Oral herpes is usually caused by HSV-1 and can result in cold sores or blisters on or around the mouth. Most people do not have any symptoms. You can also get infected with HSV-1 during childhood from non-sexual contact with saliva. However, HSV-1 can spread from the mouth to the genitals through oral sex. That's why some cases of genital herpes are caused by HSV-1.

HSV-2 cause sores typically around the genital and anal region and almost exclusively transmitted through genital-to-genital contact during sexual activity. HSV-2 infection manifested by formation of tiny vesicles ("fluid- containing blisters") that then break open and result in formation of ulcers or sores.
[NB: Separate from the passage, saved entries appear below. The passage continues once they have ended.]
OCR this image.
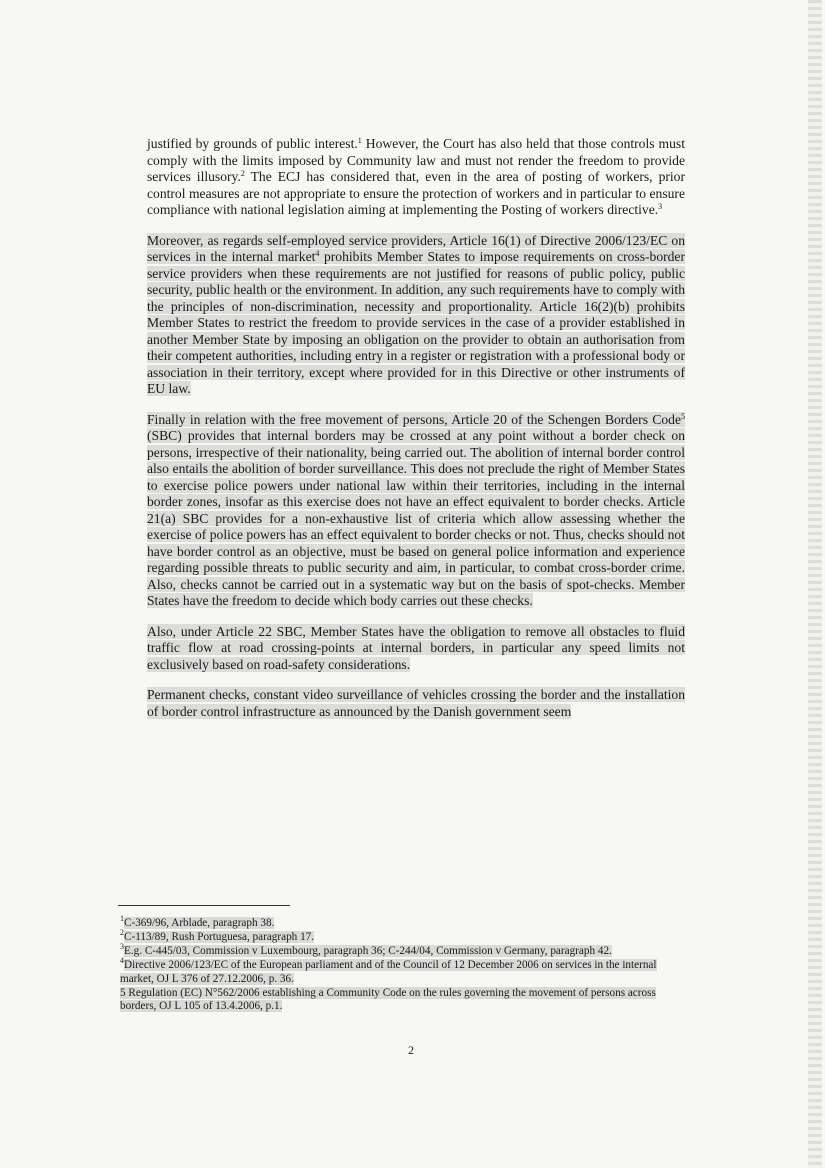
justified by grounds of public interest.$^1$ However, the Court has also held that those controls must comply with the limits imposed by Community law and must not render the freedom to provide services illusory.$^2$ The ECJ has considered that, even in the area of posting of workers, prior control measures are not appropriate to ensure the protection of workers and in particular to ensure compliance with national legislation aiming at implementing the Posting of workers directive.$^3$

Moreover, as regards self-employed service providers, Article 16(1) of Directive 2006/123/EC on services in the internal market$^4$ prohibits Member States to impose requirements on cross-border service providers when these requirements are not justified for reasons of public policy, public security, public health or the environment. In addition, any such requirements have to comply with the principles of non-discrimination, necessity and proportionality. Article 16(2)(b) prohibits Member States to restrict the freedom to provide services in the case of a provider established in another Member State by imposing an obligation on the provider to obtain an authorisation from their competent authorities, including entry in a register or registration with a professional body or association in their territory, except where provided for in this Directive or other instruments of EU law.

Finally in relation with the free movement of persons, Article 20 of the Schengen Borders Code$^5$ (SBC) provides that internal borders may be crossed at any point without a border check on persons, irrespective of their nationality, being carried out. The abolition of internal border control also entails the abolition of border surveillance. This does not preclude the right of Member States to exercise police powers under national law within their territories, including in the internal border zones, insofar as this exercise does not have an effect equivalent to border checks. Article 21(a) SBC provides for a non-exhaustive list of criteria which allow assessing whether the exercise of police powers has an effect equivalent to border checks or not. Thus, checks should not have border control as an objective, must be based on general police information and experience regarding possible threats to public security and aim, in particular, to combat cross-border crime. Also, checks cannot be carried out in a systematic way but on the basis of spot-checks. Member States have the freedom to decide which body carries out these checks.

Also, under Article 22 SBC, Member States have the obligation to remove all obstacles to fluid traffic flow at road crossing-points at internal borders, in particular any speed limits not exclusively based on road-safety considerations.

Permanent checks, constant video surveillance of vehicles crossing the border and the installation of border control infrastructure as announced by the Danish government seem

$^1$C-369/96, Arblade, paragraph 38.
$^2$C-113/89, Rush Portuguesa, paragraph 17.
$^3$E.g. C-445/03, Commission v Luxembourg, paragraph 36; C-244/04, Commission v Germany, paragraph 42.
$^4$Directive 2006/123/EC of the European parliament and of the Council of 12 December 2006 on services in the internal market, OJ L 376 of 27.12.2006, p. 36.
5 Regulation (EC) N°562/2006 establishing a Community Code on the rules governing the movement of persons across borders, OJ L 105 of 13.4.2006, p.1.
2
It typically heals between two to four weeks. Patient can sometime reported having tingling or shooting pain before the blisters appear.

There are two stages of genital herpes infection. Initial infection or primary genital herpes infection often cause more severe systemic symptoms in about 80% of people such as fever, malaise, body ache, swollen lymph nodes and headache. Formation of the vesicles close to the the urethra or penile opening can also cause difficulty urination and lead to urinary retention. The blisters can also cause burning pain and itchiness. It is important to keep the affected area clean and dry to prevent secondary bacterial infection. For an unknown reason, women tend to get more severe symptoms than men. 

After primary infection, the virus will enter period of latency where it remained dormant in the nerve cells. With reactivation, the virus travels from the nerve cells to the genitals region and may sometime cause minimal or no symptoms. However, there is still shedding of the virus occuring and risks of transmission to others.

Recurrence rates for HSV-2 varies depending on various factors. It can get reactivated spontaneously without any apparent reason but external factors such as being unwell with other infections, physical or emotional stress, being immunocompromised, damage to tissue (ie: shaving), expsoure to heat and cold, menstruation and sexual activity can potentially cause reactivation of the virus. About 90% of patient have recurrence during the first year and men get more recurrence than women. 

The most effective prevention of genital herpes is by avoidance of unprotected sexual activity. Use of condom decreases the risks of transmission. Currently there are no vaccine available to prevent from herpes infection. 

Diagnosis can be confirmed by serological testing by detection of antibodies to the virus. Oral anti-viral treatment such as Acyclovir and Valacyclovir are effective for treatment of genital herpes but it do not cure the disease. It can be used as an episodic or suppresive treatment. Side effects of the medication include nausea, vomiting, headache, and diarrhea. Patient with frequent recurrences will require suppresive therapy. It is recommended for patients with more than six episodes per year, but patient preferences will also need to be considered. Long-term safety and effectiveness have been well documented in patients receiving daily therapy of anti-viral treatment and has been shown to reduce the risk of transmission significantly to others.